Unique As We Are Alike is a multidimensional exploration of contemporary Lumbee identity that focuses on the experiences of Lumbees defining themselves and their commonalities despite years of being defined by others. This process, through symbolism and portraiture, creates a feeling of connectedness, compassion, and empathy, which showcases the uniqueness of Lumbee identity while underscoring certain commonalities of the human condition.

This art exhibit will be free and available for viewing at the Love House and Hutchins Forum from the hours of 9 am-5 pm until December 12th, 2018.

About the Artists

Ashley Minner is a community based visual artist from Baltimore, Maryland.

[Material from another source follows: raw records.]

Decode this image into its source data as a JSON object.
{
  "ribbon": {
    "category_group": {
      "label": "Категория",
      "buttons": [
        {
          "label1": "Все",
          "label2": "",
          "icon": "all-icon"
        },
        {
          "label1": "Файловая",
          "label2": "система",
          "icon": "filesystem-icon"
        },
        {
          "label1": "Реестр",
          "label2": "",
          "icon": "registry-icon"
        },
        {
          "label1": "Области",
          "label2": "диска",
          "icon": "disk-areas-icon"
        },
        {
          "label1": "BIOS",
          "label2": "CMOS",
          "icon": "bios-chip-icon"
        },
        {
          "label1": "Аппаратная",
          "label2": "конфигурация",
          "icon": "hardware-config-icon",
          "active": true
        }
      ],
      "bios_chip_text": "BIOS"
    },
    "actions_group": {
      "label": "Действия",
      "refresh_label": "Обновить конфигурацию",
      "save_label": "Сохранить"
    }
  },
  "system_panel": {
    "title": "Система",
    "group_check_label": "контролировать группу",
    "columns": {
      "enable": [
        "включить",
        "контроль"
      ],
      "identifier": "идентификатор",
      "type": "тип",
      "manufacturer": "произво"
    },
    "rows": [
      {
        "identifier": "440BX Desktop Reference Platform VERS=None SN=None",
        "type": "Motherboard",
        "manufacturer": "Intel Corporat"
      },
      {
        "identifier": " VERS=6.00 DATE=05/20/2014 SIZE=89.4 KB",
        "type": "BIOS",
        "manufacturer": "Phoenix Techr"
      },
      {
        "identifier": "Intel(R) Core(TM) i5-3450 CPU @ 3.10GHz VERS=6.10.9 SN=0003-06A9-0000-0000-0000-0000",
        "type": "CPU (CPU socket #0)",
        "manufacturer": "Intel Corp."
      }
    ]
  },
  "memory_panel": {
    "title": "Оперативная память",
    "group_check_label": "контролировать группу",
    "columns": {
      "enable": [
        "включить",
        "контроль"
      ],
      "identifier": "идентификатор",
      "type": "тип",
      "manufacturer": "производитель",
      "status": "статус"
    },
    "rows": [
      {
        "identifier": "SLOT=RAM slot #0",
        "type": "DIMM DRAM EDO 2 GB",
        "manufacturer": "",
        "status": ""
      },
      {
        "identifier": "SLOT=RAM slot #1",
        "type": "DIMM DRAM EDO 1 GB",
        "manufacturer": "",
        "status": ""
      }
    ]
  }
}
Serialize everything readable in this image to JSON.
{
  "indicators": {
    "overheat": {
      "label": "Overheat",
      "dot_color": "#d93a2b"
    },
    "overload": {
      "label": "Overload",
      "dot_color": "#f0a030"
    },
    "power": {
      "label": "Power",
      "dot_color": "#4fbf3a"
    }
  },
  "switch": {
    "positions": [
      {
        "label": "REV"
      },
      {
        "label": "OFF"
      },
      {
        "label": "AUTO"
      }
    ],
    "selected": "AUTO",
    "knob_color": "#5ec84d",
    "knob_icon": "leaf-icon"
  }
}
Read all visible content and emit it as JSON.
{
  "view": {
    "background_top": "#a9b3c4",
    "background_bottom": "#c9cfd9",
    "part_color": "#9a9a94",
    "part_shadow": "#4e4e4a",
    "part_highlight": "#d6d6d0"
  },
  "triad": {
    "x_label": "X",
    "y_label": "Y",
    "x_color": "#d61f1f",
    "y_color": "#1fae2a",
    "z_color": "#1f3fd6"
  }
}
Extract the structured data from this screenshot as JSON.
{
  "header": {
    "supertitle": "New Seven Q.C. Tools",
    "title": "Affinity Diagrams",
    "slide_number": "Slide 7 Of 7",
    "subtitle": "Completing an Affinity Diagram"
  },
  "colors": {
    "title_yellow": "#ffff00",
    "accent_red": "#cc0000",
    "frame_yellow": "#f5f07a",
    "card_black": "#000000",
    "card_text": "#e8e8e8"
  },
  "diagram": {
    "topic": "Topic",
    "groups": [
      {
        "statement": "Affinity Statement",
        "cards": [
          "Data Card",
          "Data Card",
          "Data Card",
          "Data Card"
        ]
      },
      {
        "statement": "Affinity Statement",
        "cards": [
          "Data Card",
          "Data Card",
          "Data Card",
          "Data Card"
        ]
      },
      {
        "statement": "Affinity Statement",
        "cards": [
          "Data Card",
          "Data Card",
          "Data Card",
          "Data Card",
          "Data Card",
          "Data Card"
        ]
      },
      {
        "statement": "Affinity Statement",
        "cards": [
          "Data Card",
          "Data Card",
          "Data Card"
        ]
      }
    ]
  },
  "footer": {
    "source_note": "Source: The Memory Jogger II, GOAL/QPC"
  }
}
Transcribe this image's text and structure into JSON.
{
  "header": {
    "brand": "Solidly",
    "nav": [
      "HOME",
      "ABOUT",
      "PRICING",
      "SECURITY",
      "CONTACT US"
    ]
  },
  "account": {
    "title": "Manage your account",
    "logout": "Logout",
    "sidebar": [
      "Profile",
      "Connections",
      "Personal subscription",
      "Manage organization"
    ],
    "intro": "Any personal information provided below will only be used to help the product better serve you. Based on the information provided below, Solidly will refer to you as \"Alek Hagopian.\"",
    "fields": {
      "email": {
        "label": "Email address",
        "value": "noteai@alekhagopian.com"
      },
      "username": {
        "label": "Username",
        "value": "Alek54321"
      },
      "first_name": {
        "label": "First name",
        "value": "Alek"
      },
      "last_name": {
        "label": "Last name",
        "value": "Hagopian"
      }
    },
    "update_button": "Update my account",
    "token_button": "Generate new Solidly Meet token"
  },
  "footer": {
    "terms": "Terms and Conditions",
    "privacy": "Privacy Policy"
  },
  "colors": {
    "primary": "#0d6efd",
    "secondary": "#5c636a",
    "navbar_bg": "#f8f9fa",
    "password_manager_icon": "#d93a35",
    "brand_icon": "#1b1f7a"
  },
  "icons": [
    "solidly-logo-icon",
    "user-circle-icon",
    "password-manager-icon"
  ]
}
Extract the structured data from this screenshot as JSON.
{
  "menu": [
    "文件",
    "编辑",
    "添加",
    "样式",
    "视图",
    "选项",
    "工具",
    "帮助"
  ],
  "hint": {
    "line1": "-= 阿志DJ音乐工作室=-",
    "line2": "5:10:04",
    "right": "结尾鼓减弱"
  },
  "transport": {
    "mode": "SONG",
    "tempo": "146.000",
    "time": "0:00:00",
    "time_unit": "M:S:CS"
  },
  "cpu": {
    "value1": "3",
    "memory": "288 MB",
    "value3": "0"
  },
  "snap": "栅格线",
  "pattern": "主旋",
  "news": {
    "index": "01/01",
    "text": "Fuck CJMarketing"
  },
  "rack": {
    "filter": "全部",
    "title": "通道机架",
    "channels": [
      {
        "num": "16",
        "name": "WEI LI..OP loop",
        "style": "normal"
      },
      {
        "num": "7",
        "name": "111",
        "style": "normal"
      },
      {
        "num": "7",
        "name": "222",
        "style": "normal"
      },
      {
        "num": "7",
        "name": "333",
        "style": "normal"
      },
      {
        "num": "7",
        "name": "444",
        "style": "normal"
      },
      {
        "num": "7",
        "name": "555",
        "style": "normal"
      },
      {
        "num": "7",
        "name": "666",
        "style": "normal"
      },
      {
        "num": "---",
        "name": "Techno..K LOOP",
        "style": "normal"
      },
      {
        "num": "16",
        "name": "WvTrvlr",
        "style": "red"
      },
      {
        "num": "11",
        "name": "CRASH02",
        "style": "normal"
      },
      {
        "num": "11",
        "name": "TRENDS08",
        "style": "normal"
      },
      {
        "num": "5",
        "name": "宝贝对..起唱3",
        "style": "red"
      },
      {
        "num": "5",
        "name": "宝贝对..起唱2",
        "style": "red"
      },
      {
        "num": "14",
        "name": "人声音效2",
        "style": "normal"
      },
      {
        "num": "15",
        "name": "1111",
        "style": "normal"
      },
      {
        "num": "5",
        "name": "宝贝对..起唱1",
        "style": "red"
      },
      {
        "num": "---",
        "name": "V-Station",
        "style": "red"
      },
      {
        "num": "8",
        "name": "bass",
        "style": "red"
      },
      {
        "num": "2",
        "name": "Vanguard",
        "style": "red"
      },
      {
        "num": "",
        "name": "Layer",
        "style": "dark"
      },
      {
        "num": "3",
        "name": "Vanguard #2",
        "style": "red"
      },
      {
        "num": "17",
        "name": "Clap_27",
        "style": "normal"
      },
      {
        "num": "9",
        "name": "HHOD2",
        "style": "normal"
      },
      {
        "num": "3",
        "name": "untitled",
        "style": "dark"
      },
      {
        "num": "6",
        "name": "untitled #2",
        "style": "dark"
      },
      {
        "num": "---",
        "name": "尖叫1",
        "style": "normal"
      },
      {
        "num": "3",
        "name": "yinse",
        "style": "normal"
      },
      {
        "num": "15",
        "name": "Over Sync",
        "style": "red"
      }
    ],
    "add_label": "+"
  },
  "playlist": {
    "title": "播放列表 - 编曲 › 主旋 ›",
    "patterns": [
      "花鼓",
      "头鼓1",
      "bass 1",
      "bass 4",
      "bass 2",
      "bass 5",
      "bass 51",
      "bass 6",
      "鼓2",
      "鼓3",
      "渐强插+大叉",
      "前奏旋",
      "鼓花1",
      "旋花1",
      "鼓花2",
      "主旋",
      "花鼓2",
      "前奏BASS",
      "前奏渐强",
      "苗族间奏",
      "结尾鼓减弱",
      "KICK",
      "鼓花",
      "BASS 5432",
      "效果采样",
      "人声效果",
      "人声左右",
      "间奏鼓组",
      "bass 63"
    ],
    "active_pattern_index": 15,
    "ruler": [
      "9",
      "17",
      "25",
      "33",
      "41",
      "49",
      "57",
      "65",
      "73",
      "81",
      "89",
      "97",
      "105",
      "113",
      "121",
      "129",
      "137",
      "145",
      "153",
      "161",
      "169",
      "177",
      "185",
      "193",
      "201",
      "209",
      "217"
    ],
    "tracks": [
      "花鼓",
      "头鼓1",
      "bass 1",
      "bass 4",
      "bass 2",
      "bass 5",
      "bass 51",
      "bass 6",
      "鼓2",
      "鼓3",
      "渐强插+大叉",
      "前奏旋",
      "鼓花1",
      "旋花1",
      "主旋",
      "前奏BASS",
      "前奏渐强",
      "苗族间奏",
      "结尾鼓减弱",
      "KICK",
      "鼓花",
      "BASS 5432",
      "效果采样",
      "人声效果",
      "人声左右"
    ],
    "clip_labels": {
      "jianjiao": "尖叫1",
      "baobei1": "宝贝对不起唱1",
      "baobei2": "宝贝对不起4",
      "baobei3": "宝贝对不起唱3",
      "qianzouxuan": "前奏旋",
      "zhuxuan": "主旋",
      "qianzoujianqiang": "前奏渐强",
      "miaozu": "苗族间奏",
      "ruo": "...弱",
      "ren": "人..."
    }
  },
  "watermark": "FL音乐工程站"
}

An enrolled member of the Lumbee Tribe of North Carolina, she has been active in the Baltimore Lumbee community for many years, and regularly visits communities throughout the U.S South and Latin America as well. Ashley works as a folklorist for the Maryland Traditions Program of the Maryland State Arts Council and is a part-time lecturer in the Department of American Studies at University of Maryland Baltimore County. She is also part-time faculty in the Masters of Fine Arts in Community Arts Program at Maryland Institute College of Art. She coordinates Artists U Baltimore, a grassroots planning and professional development program run by and for artists. Ashley is a doctoral student in the Department of American Studies at University of Maryland College Park, where she is studying folklore, museum scholarship and material culture, and relationships between place and identity. Ashley was a 2016 Innovative Cultural Advocacy Fellow with the Caribbean Cultural Center African Diaspora Institute (CCCADI) in NY, NY. Her work has been supported by Alternate ROOTS, Open Society Institute (Soros Foundation), the Robert Rauschenberg Foundation, the Maryland State Arts Council, Kresge Arts, and the Warnock Foundation. She is most inspired by the beauty of everyday people.

Alisha Locklear Monroe is a Lumbee artist and educator from Robeson County, North Carolina. Her medium of choice is acrylic, but she also specializes in graphic art and drawing. Alisha is the Museum Educator at the Museum of the Southeast American Indian on the campus of UNC Pembroke. She is very active in the arts community in Robeson County, N.C. where she helped establish the River Roots Arts Guild and the Artist Market Pembroke. Alisha received a BA degree in Art and Masters in Art Education from UNC Pembroke. She won Best in Contemporary Artists at the NC United Tribes Unity Conference in 2004 and has shown at several venues through southeastern NC. She worked for several years as an Assistant Gallery Director at Guilford Native American Art Gallery in Greensboro and then as a Visual Arts Teacher at Fairgrove Middle School in Fairmont N.C. Her work is part of the collection of UNC Greensboro and UNC Pembroke as well as other private collections. Alisha’s art creates dialogue around sensitive topics which separate and connect all of us.  She is currently creating a body of work that uses the research that was conducted on Robeson County Indians in the early 1900’s.